After the release of Endless Summer and Venice, Christian Fennesz seemed to be one of those artists that was name-dropped and referenced constantly as an innovator and revolutionary artist in his field. Other than some remixes, though, he pretty much disappeared until his collaborations with Ryuichi Sakamoto on last years Sala Santa Cecilia EP and this years follow-up of Cendre. In the meantime, Touch has gotten into the reissue act, first with his aforementioned Endless Summer release, and now with his debut solo album Hotel Paral.lel.
I will admit that I've always found Fennesz to be a bit overrated as a musician, although Endless Summer has in particular aged really well. If you haven't heard this debut release, you might be in for a bit of a surprise given his later work. It at the same time contains some of his most difficult and most mainstream-sounding work to date. It's noisy as hell, but also contains what's some of his most rhythmic work ever.
"Sz" and "Nebenraum" open the release, and are slightly closer to his more modern work, as high-pitched rips of feedback sheer through massive slabs of droning noise on the former, while filtered voices and piano comprise the quieter latter track. "Blok M" begins the surprises, as deconstructed techno beats slathered in feedback crunch through sparse drones. Of course, then "Santora" and "Dheli Plaza" follow it and come right back with gut-crunching ripples of deep electronics and overdriven noise while "Super Feedbacker" sounds like the sort of chin-stroking track expressly written to blow out subwoofers.

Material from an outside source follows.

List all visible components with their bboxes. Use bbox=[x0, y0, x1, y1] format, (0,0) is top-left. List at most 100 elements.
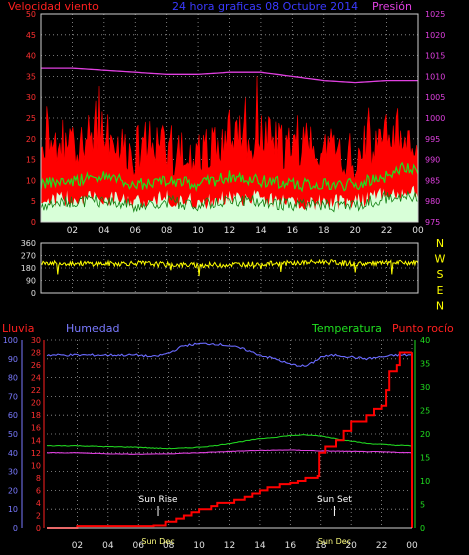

Along the way are two of Fennesz's best tracks to date, though. "Fa" might very well top my list of favorites, as a simple, heat-blistered 4/4 beat stomps through the middle of overlapping layers of compressed noise that's both heavy and stunningly gorgeous. Meanwhile, "Traxdata" introduces his skipping-CD style and blends together flickering tones with crushed beats and barely-supressed buzzing. With the bonus track "5" and an excellent video for the track "Aus," the reissue is worth hunting down if you're a completist. It doesn't reach quite the heights of Endless Summer, but it's a solid debut that almost makes you wish he'd veer back towards including more rhythmic elements in his work again.